For me to count as having ensured that he brushed his teeth, his brushing has to be according to my plan. Thus, I need to form a plan that he brush his teeth, and a part of that plan is the forming of a disposition to make him brush his teeth if he doesn't do so on his own, but the plan's goal needs to be that he brush his teeth rather than that I make him brush his teeth. Embarking on this plan is a genuine action on my part, an action whose end is that he brush his teeth. When I embark on the plan, I form a disposition to make him brush his teeth if he doesn't do so on his own, but that is not all that happens.

Why does this matter?

Well, consider this famous case of Rachels:

Jones also stands to gain if anything should happen to his six-year-old cousin. Like Smith [who drowns his cousin], Jones sneaks in planning to drown the child in Ills bath. However, just as he enters the bathroom Jones sees the child slip and hit his head, and fall face down in the water. Jones is delighted; he stands by, ready to push the child's head back under if it is necessary, but it is not necessary. With only a little thrashing about, the child drowns all by himself, "accidentally," as Jones watches and does nothing.
Rachels thinks that this case shows that the distinction between killing and letting die is bogus. Jones is morally on par with Smith.

Rachels is probably right. But the reason for this isn't that there is no morally salient distinction between killing and letting die. It is, rather, that there is no morally salient distinction between killing and ensuring death. What Jones does is ensure death. This is a genuine action on his part. He forms a series of dispositions in himself aimed at ensuring death. This is just as much an action of his as it would be an action to program a robot to watch the child and drown him if the child didn't drown on his own. And Jones succeeds at ensuring death: he doesn't just attempt to ensure death, but he succeeds.

The death of Jones' cousin is according to his plan, albeit not his original plan, but the revised one he forms when he enters the bathroom. Compare this case. Jones comes into the bathroom. He sees his cousin drowning. He has a failure of nerve and gives up on his plan. (It doesn't matter if the failure of nerve comes after or before the observation of the drowning.) But he still doesn't go to the trouble of rescuing his cousin, which he easily could do, nor does he turn on the music to drown out the noise of the drowing lest someone else come to the rescue, though he does hope the cousin will drown. He is a wicked man, but he hasn't ensured his cousin's death.

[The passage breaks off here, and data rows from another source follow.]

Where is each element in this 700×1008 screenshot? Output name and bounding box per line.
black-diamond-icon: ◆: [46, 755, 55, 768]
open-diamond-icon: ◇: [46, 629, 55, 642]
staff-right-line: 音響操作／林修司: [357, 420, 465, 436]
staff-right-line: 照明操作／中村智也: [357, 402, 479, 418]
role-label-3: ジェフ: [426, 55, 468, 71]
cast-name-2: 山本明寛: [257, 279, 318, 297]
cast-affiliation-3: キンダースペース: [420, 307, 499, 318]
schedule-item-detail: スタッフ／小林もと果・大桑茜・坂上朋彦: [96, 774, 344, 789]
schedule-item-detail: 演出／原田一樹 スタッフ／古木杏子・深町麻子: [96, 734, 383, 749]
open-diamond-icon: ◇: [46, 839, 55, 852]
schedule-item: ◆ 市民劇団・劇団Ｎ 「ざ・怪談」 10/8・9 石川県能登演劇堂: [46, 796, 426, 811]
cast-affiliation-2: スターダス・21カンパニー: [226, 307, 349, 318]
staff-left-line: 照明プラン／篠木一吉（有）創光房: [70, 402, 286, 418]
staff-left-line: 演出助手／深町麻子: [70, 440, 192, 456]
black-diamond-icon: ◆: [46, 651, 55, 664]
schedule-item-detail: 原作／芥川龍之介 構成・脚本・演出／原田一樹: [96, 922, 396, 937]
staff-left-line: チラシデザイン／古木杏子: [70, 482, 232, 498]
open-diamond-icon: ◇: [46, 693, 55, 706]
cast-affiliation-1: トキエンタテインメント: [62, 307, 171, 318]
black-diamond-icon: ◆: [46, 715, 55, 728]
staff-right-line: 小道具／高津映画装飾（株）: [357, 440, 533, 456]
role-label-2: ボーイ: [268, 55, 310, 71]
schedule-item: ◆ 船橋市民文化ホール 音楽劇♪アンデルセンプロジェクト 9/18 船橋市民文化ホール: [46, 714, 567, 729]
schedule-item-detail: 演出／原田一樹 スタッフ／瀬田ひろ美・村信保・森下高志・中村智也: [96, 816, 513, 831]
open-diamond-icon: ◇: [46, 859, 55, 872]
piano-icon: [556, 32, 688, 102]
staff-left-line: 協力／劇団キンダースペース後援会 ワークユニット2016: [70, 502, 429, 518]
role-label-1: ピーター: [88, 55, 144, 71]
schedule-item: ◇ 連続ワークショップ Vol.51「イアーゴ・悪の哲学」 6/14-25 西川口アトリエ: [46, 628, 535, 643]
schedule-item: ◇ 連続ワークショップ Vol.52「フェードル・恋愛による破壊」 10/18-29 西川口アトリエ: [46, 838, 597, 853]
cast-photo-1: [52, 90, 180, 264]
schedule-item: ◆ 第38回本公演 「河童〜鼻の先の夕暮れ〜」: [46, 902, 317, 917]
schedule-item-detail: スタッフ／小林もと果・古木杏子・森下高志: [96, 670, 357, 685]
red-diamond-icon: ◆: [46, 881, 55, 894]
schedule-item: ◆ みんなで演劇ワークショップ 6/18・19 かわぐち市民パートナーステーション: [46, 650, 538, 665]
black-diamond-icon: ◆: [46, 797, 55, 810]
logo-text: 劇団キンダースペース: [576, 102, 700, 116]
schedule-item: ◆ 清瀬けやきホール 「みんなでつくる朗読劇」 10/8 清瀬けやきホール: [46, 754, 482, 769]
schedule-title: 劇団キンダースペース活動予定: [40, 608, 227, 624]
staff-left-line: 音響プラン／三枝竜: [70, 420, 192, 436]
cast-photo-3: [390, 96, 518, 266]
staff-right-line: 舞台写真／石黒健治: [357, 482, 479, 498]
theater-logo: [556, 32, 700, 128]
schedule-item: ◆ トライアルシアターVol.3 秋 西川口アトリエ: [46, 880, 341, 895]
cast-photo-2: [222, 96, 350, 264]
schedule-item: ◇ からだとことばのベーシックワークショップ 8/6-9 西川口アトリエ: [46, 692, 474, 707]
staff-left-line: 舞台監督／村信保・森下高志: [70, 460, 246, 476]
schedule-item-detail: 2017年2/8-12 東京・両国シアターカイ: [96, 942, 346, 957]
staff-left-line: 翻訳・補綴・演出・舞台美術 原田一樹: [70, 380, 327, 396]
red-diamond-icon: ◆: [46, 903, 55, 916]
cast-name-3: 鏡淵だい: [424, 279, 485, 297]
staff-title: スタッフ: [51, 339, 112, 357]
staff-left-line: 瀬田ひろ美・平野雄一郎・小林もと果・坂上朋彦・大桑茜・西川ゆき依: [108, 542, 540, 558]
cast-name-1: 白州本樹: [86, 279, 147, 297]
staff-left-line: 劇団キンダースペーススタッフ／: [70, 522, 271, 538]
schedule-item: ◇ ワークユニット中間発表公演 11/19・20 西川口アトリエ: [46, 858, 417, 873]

The moral difference between watching the cousin die and ensuring death is slight in the above case, but it could be greater if Jones' reasons were different. Suppose, for instance, that upon entering the room Jones has a change of mind due to fear of getting caught. But he also notices that his cousin is a carrier of a disease that will kill Jones if Jones touches the cousin, and it is this that now is the primary reason why Jones does not pull out his cousin. Jones had a change of mind but no great change of heart. He still hopes his cousin drowns and is glad he does. But at this point, Jones' actions and inactions in the bathroom are morally defensible (though his action of going to that bathroom in order to ensure his cousin's death is not defensible). (Cf. Ian Smith's paper.)

If I am right, then when thinking about killing and letting die, we need to distinguish letting die proper from ensuring death.